Sunday, February 28, 2016

Tomato- Basil Pancakes



Adapted from: http://www.recipe.com/tomato-pancakes/

No need to spend more $$ at Ihop, when you can spend less and enjoy theses savory pancakes.

Serves:12

1 3/4 c. milk * (non dairy milk)
2 eggs, beaten slightly
2 c. tomatoes, seeded and finely chopped
1 c. sweet bell pepper, chopped finely
1 c. fresh basil, chopped finely
3/4- 1 1/2 c. shredded sharp cheddar


Pancake

2 1/4 c. flour
3 Tbsp. Sugar
3 tsp. Baking powder
3/4 tsp. Baking soda
3/4 tsp. Salt
1 7/8- 2 1/4 c. milk
3 eggs
3 Tbsp. Vegetable oil
1 1/2 tsp. Vanilla extract


Directions:

1. In a large mixing bowl combine water and eggs; add Pancake Mix. Stir just until combined but still slightly lumpy. Stir in tomatoes and sweet pepper, basil. Let set aside for a least 5 minutes.
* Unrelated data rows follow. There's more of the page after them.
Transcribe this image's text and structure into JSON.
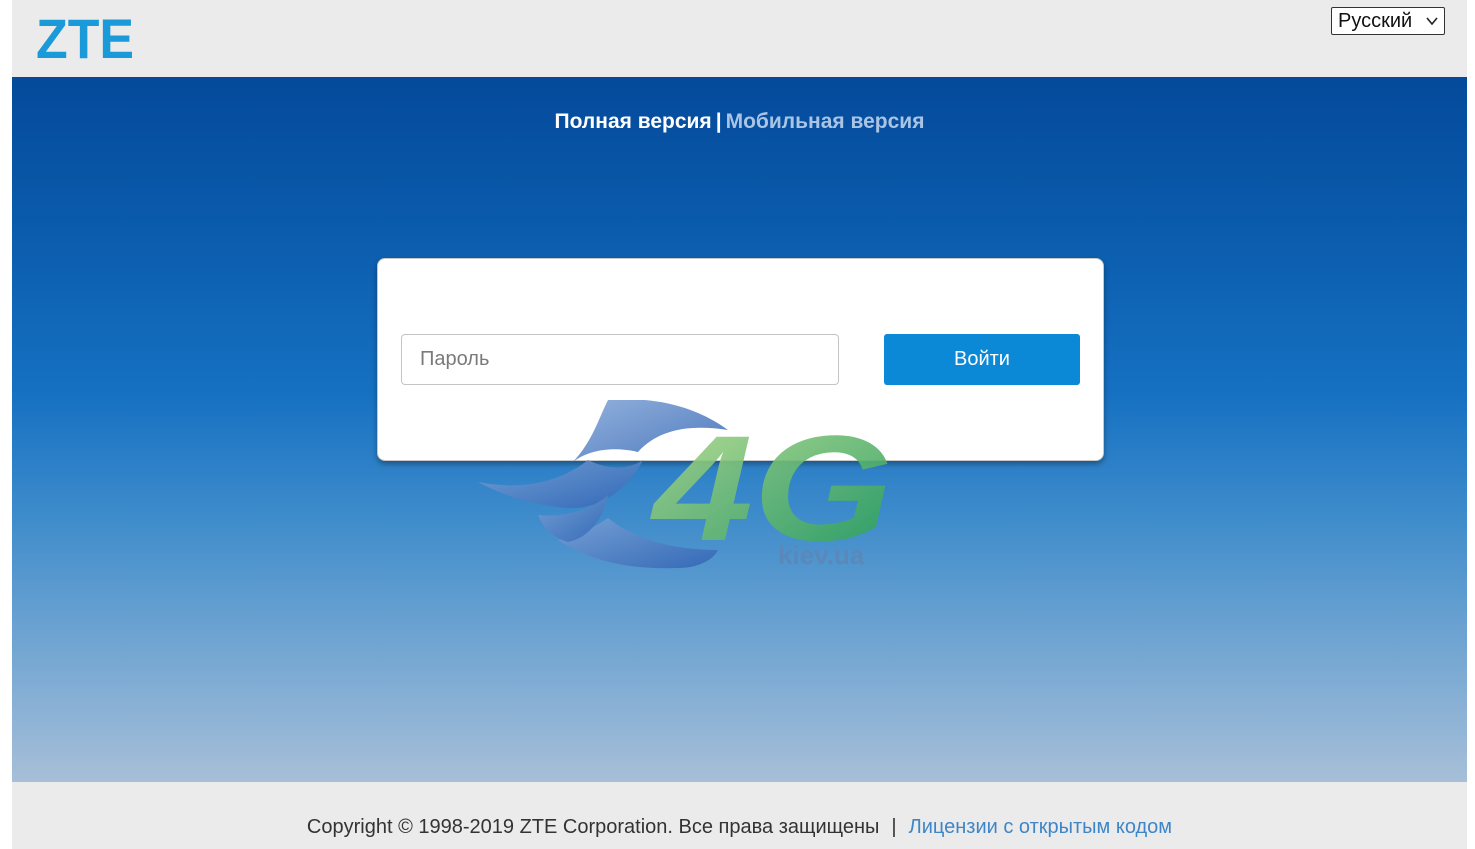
{
  "header": {
    "logo_text": "ZTE",
    "language": {
      "selected": "Русский"
    }
  },
  "hero": {
    "version_switch": {
      "full": "Полная версия",
      "separator": "|",
      "mobile": "Мобильная версия"
    },
    "login": {
      "password_placeholder": "Пароль",
      "login_label": "Войти"
    },
    "watermark": {
      "brand": "4G",
      "domain": "kiev.ua"
    }
  },
  "footer": {
    "copyright": "Copyright © 1998-2019 ZTE Corporation. Все права защищены",
    "separator": "|",
    "license_link": "Лицензии с открытым кодом"
  },
  "colors": {
    "brand_blue": "#1a9ad8",
    "button_blue": "#0b88d6",
    "link_blue": "#3e86c8",
    "watermark_green": "#5fae3f"
  }
}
2. Heat a lightly greased griddle pan or heavy non stick skillet pan over medium heat. For each individual pancake, pour about 1/4 cup batter onto the hot pan.

3. Cook over medium heat until pancakes turn golden brown, turning to cook second sides when pancake surfaces are bubbly and the edges are slightly dry (for about 1 to 2 minutes on each side). transfer pancakes to an ovenproof platter; sprinkle with cheese. Placing pancake into a 300 degree oven for 2 to 3 minutes or until the cheese begins to melt.

Pancake Directions:

Sift together first three ingredients (to prevent lumps). In a separate bowl, mix egg and milk, then add it to flour mix, stirring until just smooth. Then stir in margarine. Grease a griddle or nonstick pan with a little vegetable oil. Heat pan on medium for about ten minutes. Pour batter to form pancakes. Cook first side until bubbles form on top, about three minutes; then flip and cook other side until it's brown, about two minutes.